Rachunek w naszym mieście się nie zgadza w ilości uczniów na jedną szkołe/ na jednego nauczyciela w stosunku do ogólno polskich rankingów najlepszych szkół w Polsce gdzie nie mieścimy się nawet w pierwszej 500.
OK. Są przerwy w nauce w postaci róznych ferii w trakcie których nauczyciele są również zgodnie z kartą nauczyciela wynagradzani za 18 h tygodniowo w bezpośredniej dyspozycji dyrektora co też jest zapisane w karcie, więc można zorganizować odpłatne korepetycje bez rejonizacji z których cały dochód może iść do budżetu szkoły. 50zł jakie obecnie panuje x 18h/ tydzień x ilość nauczycieli warte uwagi
nie rozumiesz,że nie ma pieniedzy na dotychczasową działalność szkoły,te koszty trzeba obniżyć a nie wymyślać dodatkowe zajęcia.
Propozycja padła możemy gotować obiady dle osób z poza szkoły.
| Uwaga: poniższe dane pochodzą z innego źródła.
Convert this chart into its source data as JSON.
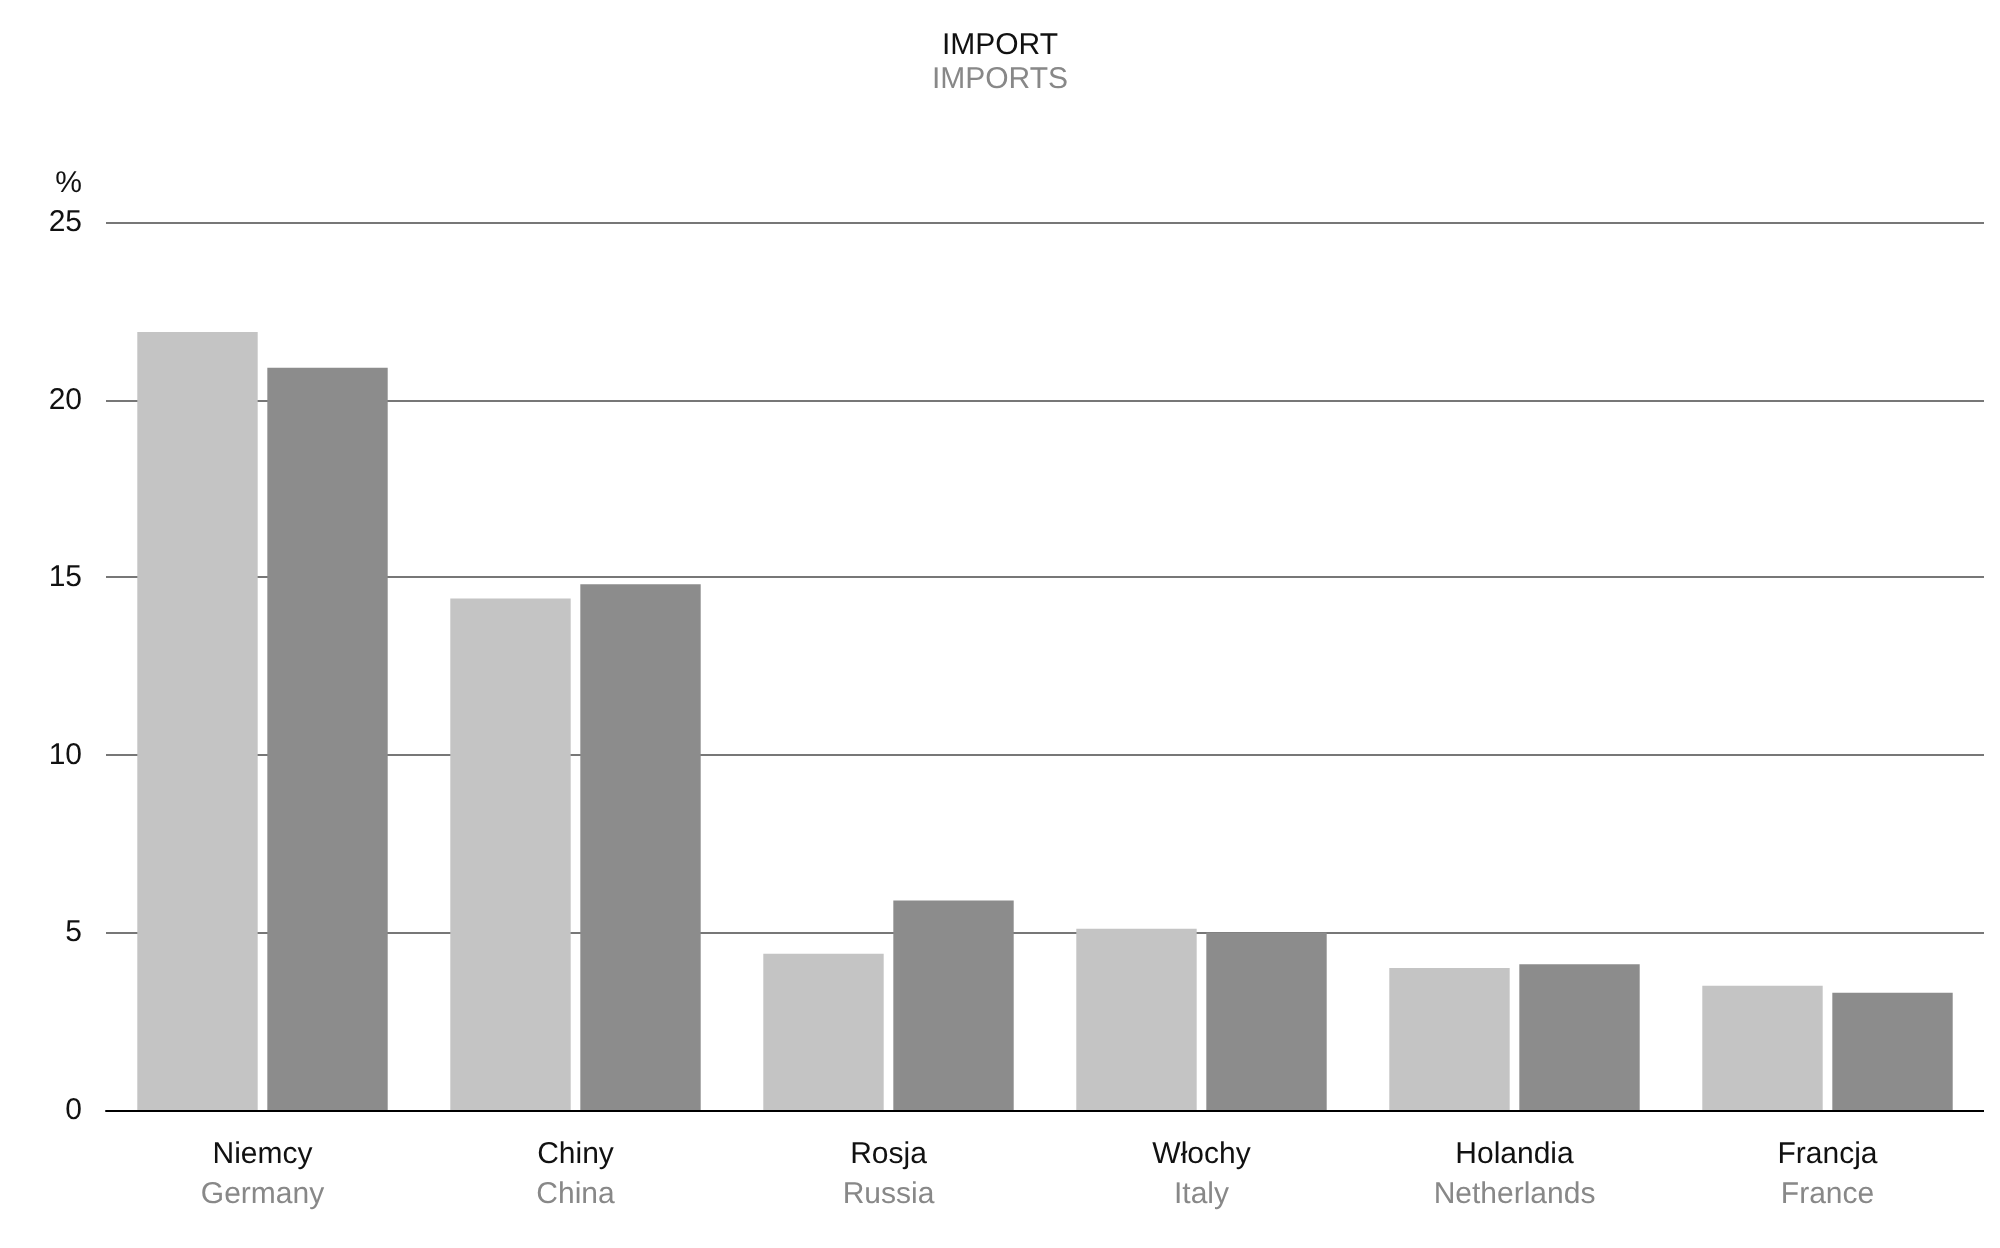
{
  "chart_data": {
    "type": "bar",
    "title": "IMPORT",
    "subtitle": "IMPORTS",
    "ylabel": "%",
    "categories": [
      "Niemcy\nGermany",
      "Chiny\nChina",
      "Rosja\nRussia",
      "Włochy\nItaly",
      "Holandia\nNetherlands",
      "Francja\nFrance"
    ],
    "series": [
      {
        "color": "#c4c4c4",
        "values": [
          21.9,
          14.4,
          4.4,
          5.1,
          4.0,
          3.5
        ]
      },
      {
        "color": "#8c8c8c",
        "values": [
          20.9,
          14.8,
          5.9,
          5.0,
          4.1,
          3.3
        ]
      }
    ],
    "ylim": [
      0,
      25
    ],
    "yticks": [
      0,
      5,
      10,
      15,
      20,
      25
    ],
    "grid": "y"
  }
}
Można zarobić pieniądze które pomogły by przy prowadzeniu dodatkowych zajęć na które nie stać dodatkowo finasować UM
To nie jest porozumienie Świty tylko Świta wysoko płatnych nauczycieli którzy myślą, że musimy ich wszystkich utrzymywać.
wywiad ze Świtą ma być? Z jakiego Porozumienia Rodziców?? Ktoś wie co to jest??bo tylko gadka o jakimś Porozumieniu,a pytanie: czy ono w ogóle istnieje,czy do niego należy tak naprawdę Jarosław Świta & Jarosław Świta...bo na to wygląda!